Olaf l'original

(Catherine I)

Un salon-salle à manger au mobilier à la fois en harmonie et hétéroclite. Superbes rideaux. Il règne un certain laisser-aller : revues diverses en vrac dans un coin, coussins mal placés sur le divan, fauteuils mal placés (deux sont vis-à-vis pour étendre ses jambes sur l'autre)... Aux murs, très soigneusement accrochés, des photos de mode, des affiches de concerts exceptionnels (toutes musiques), des posters de films récents... Effet de surcharge.

Olaf (la cinquantaine sportive, tenue de footing, une petite queue de cheval et une mèche bleue sur le devant que, debout vers la cheminée, il examine dans une glace de poche) : Je sentais que l'orange me siérait mieux.

Corinne (la trentaine, avachie dans ses fauteuils vis-à-vis, en robe de chambre à grosses fleurs) : Chéri, je t'aime de toutes les couleurs.

Olaf : Tu t'en tires toujours comme ça au lieu de donner des conseils utiles.

Corinne (agressive) : Si j'en donne, tu les traites d'idiots.

Olaf : Ils sont idiots... c'est en cela qu'ils sont utiles... Tu es la vox populi... le porte-parole de la Nigaudie... Ah mon trésor, comme tu peux être comme tout le monde.

Corinne : Si tu continues sur ce ton, je vais enlever ma robe de chambre chez le voisin.

Olaf (il sort un peigne d'une poche intérieure et pour ainsi dire se caresse les cheveux avec) : Des menaces... A mon âge... tu pourrais me ménager au moins; j'ai cinquante-trois ans, moi !

Corinne : Coquet. Quarante-neuf.

Olaf : Non mais tu y étais ?

Corinne : Et puis je suis avec toi pour finir de t'user mon chéri, pas pour te ménager. (Câline :) Tu sais comme j'aime t'user ?

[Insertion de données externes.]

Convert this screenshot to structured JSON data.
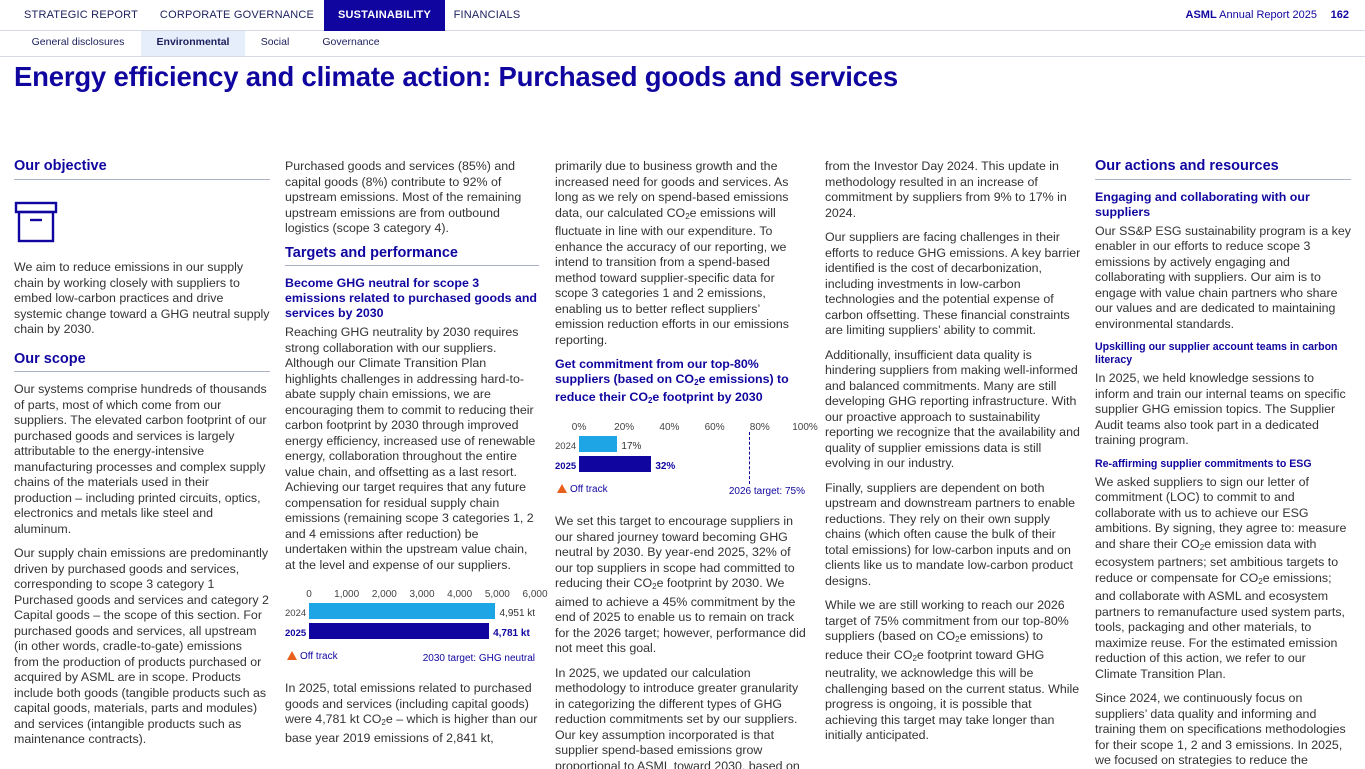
{
  "nav": {
    "tabs": [
      "STRATEGIC REPORT",
      "CORPORATE GOVERNANCE",
      "SUSTAINABILITY",
      "FINANCIALS"
    ],
    "active_tab": "SUSTAINABILITY",
    "report_brand": "ASML",
    "report_title": "Annual Report 2025",
    "page_number": "162",
    "subtabs": [
      "General disclosures",
      "Environmental",
      "Social",
      "Governance"
    ],
    "active_subtab": "Environmental"
  },
  "page_title": "Energy efficiency and climate action: Purchased goods and services",
  "col1": {
    "objective_heading": "Our objective",
    "objective_icon": "archive-box-icon",
    "objective_text": "We aim to reduce emissions in our supply chain by working closely with suppliers to embed low-carbon practices and drive systemic change toward a GHG neutral supply chain by 2030.",
    "scope_heading": "Our scope",
    "scope_p1": "Our systems comprise hundreds of thousands of parts, most of which come from our suppliers. The elevated carbon footprint of our purchased goods and services is largely attributable to the energy-intensive manufacturing processes and complex supply chains of the materials used in their production – including printed circuits, optics, electronics and metals like steel and aluminum.",
    "scope_p2": "Our supply chain emissions are predominantly driven by purchased goods and services, corresponding to scope 3 category 1 Purchased goods and services and category 2 Capital goods – the scope of this section. For purchased goods and services, all upstream (in other words, cradle-to-gate) emissions from the production of products purchased or acquired by ASML are in scope. Products include both goods (tangible products such as capital goods, materials, parts and modules) and services (intangible products such as maintenance contracts)."
  },
  "col2": {
    "intro": "Purchased goods and services (85%) and capital goods (8%) contribute to 92% of upstream emissions. Most of the remaining upstream emissions are from outbound logistics (scope 3 category 4).",
    "targets_heading": "Targets and performance",
    "target_title": "Become GHG neutral for scope 3 emissions related to purchased goods and services by 2030",
    "target_text": "Reaching GHG neutrality by 2030 requires strong collaboration with our suppliers. Although our Climate Transition Plan highlights challenges in addressing hard-to-abate supply chain emissions, we are encouraging them to commit to reducing their carbon footprint by 2030 through improved energy efficiency, increased use of renewable energy, collaboration throughout the entire value chain, and offsetting as a last resort. Achieving our target requires that any future compensation for residual supply chain emissions (remaining scope 3 categories 1, 2 and 4 emissions after reduction) be undertaken within the upstream value chain, at the level and expense of our suppliers.",
    "results_pre": "In 2025, total emissions related to purchased goods and services (including capital goods) were 4,781 kt CO",
    "results_sub": "2",
    "results_post": "e – which is higher than our base year 2019 emissions of 2,841 kt,"
  },
  "col3": {
    "p1_a": "primarily due to business growth and the increased need for goods and services. As long as we rely on spend-based emissions data, our calculated CO",
    "p1_sub": "2",
    "p1_b": "e emissions will fluctuate in line with our expenditure. To enhance the accuracy of our reporting, we intend to transition from a spend-based method toward supplier-specific data for scope 3 categories 1 and 2 emissions, enabling us to better reflect suppliers’ emission reduction efforts in our emissions reporting.",
    "target2_a": "Get commitment from our top-80% suppliers (based on CO",
    "target2_sub": "2",
    "target2_b": "e emissions) to reduce their CO",
    "target2_c": "e footprint by 2030",
    "p2_a": "We set this target to encourage suppliers in our shared journey toward becoming GHG neutral by 2030. By year-end 2025, 32% of our top suppliers in scope had committed to reducing their CO",
    "p2_sub": "2",
    "p2_b": "e footprint by 2030. We aimed to achieve a 45% commitment by the end of 2025 to enable us to remain on track for the 2026 target; however, performance did not meet this goal.",
    "p3": "In 2025, we updated our calculation methodology to introduce greater granularity in categorizing the different types of GHG reduction commitments set by our suppliers. Our key assumption incorporated is that supplier spend-based emissions grow proportional to ASML toward 2030, based on the sales and gross margin guidance"
  },
  "col4": {
    "p1": "from the Investor Day 2024. This update in methodology resulted in an increase of commitment by suppliers from 9% to 17% in 2024.",
    "p2": "Our suppliers are facing challenges in their efforts to reduce GHG emissions. A key barrier identified is the cost of decarbonization, including investments in low-carbon technologies and the potential expense of carbon offsetting. These financial constraints are limiting suppliers’ ability to commit.",
    "p3": "Additionally, insufficient data quality is hindering suppliers from making well-informed and balanced commitments. Many are still developing GHG reporting infrastructure. With our proactive approach to sustainability reporting we recognize that the availability and quality of supplier emissions data is still evolving in our industry.",
    "p4": "Finally, suppliers are dependent on both upstream and downstream partners to enable reductions. They rely on their own supply chains (which often cause the bulk of their total emissions) for low-carbon inputs and on clients like us to mandate low-carbon product designs.",
    "p5_a": "While we are still working to reach our 2026 target of 75% commitment from our top-80% suppliers (based on CO",
    "p5_sub": "2",
    "p5_b": "e emissions) to reduce their CO",
    "p5_c": "e footprint toward GHG neutrality, we acknowledge this will be challenging based on the current status. While progress is ongoing, it is possible that achieving this target may take longer than initially anticipated."
  },
  "col5": {
    "actions_heading": "Our actions and resources",
    "engage_title": "Engaging and collaborating with our suppliers",
    "engage_text": "Our SS&P ESG sustainability program is a key enabler in our efforts to reduce scope 3 emissions by actively engaging and collaborating with suppliers. Our aim is to engage with value chain partners who share our values and are dedicated to maintaining environmental standards.",
    "upskill_title": "Upskilling our supplier account teams in carbon literacy",
    "upskill_text": "In 2025, we held knowledge sessions to inform and train our internal teams on specific supplier GHG emission topics. The Supplier Audit teams also took part in a dedicated training program.",
    "reaffirm_title": "Re-affirming supplier commitments to ESG",
    "reaffirm_a": "We asked suppliers to sign our letter of commitment (LOC) to commit to and collaborate with us to achieve our ESG ambitions. By signing, they agree to: measure and share their CO",
    "reaffirm_sub": "2",
    "reaffirm_b": "e emission data with ecosystem partners; set ambitious targets to reduce or compensate for CO",
    "reaffirm_c": "e emissions; and collaborate with ASML and ecosystem partners to remanufacture used system parts, tools, packaging and other materials, to maximize reuse. For the estimated emission reduction of this action, we refer to our Climate Transition Plan.",
    "since_text": "Since 2024, we continuously focus on suppliers’ data quality and informing and training them on specifications methodologies for their scope 1, 2 and 3 emissions. In 2025, we focused on strategies to reduce the"
  },
  "chart_data": [
    {
      "type": "bar",
      "orientation": "horizontal",
      "categories": [
        "2024",
        "2025"
      ],
      "values": [
        4951,
        4781
      ],
      "value_labels": [
        "4,951 kt",
        "4,781 kt"
      ],
      "xlim": [
        0,
        6000
      ],
      "ticks": [
        "0",
        "1,000",
        "2,000",
        "3,000",
        "4,000",
        "5,000",
        "6,000"
      ],
      "status": "Off track",
      "target_label": "2030 target: GHG neutral",
      "colors": {
        "prev": "#1ea5e6",
        "current": "#10069f",
        "status": "#e8601c"
      }
    },
    {
      "type": "bar",
      "orientation": "horizontal",
      "categories": [
        "2024",
        "2025"
      ],
      "values": [
        17,
        32
      ],
      "value_labels": [
        "17%",
        "32%"
      ],
      "xlim": [
        0,
        100
      ],
      "ticks": [
        "0%",
        "20%",
        "40%",
        "60%",
        "80%",
        "100%"
      ],
      "target_value": 75,
      "status": "Off track",
      "target_label": "2026 target: 75%",
      "colors": {
        "prev": "#1ea5e6",
        "current": "#10069f",
        "status": "#e8601c"
      }
    }
  ]
}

Olaf (rangeant son matériel dans sa poche intérieure et s'avançant vers elle) : La lubricité et l'étoile !... Dans ta vie terne, sans idées, sans idéal, reconnais-le, j'ai apporté la lumière... Te souviens-tu même de ce que tu étais avant moi ? de quoi je t'ai tirée ? Tu traînais de mâle en mâle, d'un triste à un affairé, d'un gagne-pas-mal à un gagne-gros, tu étais toute maigre et sans petites couleurs, ton compte en banque grossissait toujours, ton ventre jamais, tu étais malheureuse sans le savoir... Et je parus... Ta vie s'illumina, tu devins humaine. Le monde prit sens... Aujourd'hui, grâce à mon exemple, à l'éducation que je t'ai donnée, tu peux devenir toi aussi un individu, une personne réelle, de simple produit de consommation courante que tu étais, accéder à la véritable humanité.

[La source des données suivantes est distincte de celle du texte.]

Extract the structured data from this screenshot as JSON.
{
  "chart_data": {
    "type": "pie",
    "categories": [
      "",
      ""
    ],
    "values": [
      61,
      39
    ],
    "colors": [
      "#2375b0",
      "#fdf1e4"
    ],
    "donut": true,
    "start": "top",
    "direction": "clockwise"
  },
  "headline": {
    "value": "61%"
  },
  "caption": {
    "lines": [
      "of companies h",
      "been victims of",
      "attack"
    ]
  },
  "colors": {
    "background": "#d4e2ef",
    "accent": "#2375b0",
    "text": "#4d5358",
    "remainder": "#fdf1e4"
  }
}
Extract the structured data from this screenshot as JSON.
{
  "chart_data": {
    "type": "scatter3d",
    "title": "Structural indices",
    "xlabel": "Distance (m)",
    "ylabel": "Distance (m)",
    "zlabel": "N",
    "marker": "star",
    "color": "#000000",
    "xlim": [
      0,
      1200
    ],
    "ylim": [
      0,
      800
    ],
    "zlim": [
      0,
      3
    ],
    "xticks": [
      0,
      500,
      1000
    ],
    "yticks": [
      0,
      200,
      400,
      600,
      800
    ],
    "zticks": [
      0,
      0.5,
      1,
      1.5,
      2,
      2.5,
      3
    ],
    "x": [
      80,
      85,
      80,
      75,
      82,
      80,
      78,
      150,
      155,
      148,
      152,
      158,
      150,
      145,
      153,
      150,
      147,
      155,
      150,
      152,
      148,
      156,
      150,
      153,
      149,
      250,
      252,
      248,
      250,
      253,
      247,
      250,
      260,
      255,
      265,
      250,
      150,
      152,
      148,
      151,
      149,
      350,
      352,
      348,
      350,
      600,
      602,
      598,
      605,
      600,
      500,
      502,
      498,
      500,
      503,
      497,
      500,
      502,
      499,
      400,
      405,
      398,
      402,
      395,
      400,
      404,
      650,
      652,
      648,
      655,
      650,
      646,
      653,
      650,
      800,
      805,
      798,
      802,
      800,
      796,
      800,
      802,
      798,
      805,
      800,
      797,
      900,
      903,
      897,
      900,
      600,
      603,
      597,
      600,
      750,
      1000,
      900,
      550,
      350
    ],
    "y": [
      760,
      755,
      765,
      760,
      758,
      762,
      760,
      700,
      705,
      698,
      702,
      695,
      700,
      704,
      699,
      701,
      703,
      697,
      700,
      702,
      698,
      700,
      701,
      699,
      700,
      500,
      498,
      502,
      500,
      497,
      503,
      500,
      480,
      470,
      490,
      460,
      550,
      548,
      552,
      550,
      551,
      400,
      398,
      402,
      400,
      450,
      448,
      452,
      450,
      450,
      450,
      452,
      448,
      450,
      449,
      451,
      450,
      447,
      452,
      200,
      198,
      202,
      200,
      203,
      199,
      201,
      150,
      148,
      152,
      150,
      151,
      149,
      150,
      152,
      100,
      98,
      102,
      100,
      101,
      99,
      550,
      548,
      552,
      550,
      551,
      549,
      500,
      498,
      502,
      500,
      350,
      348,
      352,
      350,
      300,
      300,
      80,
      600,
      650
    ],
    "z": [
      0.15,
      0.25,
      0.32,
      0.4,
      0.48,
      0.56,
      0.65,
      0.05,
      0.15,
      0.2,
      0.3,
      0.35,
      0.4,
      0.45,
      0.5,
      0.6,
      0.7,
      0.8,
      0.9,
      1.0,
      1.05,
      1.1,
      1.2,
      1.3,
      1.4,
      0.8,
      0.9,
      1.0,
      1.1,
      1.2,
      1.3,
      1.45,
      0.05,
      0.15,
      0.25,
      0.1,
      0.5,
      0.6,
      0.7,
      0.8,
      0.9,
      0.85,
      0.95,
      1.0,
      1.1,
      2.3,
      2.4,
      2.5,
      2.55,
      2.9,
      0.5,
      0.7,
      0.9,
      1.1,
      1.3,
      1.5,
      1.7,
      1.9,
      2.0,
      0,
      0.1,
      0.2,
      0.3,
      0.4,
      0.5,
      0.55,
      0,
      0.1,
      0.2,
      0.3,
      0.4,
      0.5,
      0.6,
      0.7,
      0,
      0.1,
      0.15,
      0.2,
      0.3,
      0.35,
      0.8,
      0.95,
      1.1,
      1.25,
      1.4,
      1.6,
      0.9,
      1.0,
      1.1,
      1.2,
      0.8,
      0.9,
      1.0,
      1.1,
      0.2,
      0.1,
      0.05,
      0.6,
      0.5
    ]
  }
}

Corinne (sarcastique) : Tout ça pour une mèche bleue... Chéri, Sylvia m'a encore raconté son week-end avec son mari... j'ai envie de le lui prendre...

Olaf (s'asseyant sur le bord du fauteuil sur lequel elle a les pieds) : Comme tu es matérialiste. N'es-tu donc qu'un corps ? Et ton âme ?

Corinne (tendrement) : C'est toi mon âme, Olaf. J'ai une âme à queue de cheval et à mèche bleue, je n'en voudrais pas d'autre. Non, côté âme, vraiment je n'ai pas à me plaindre.

Olaf (piqué) : Côté corps non plus, je pense ! Encore hier soir...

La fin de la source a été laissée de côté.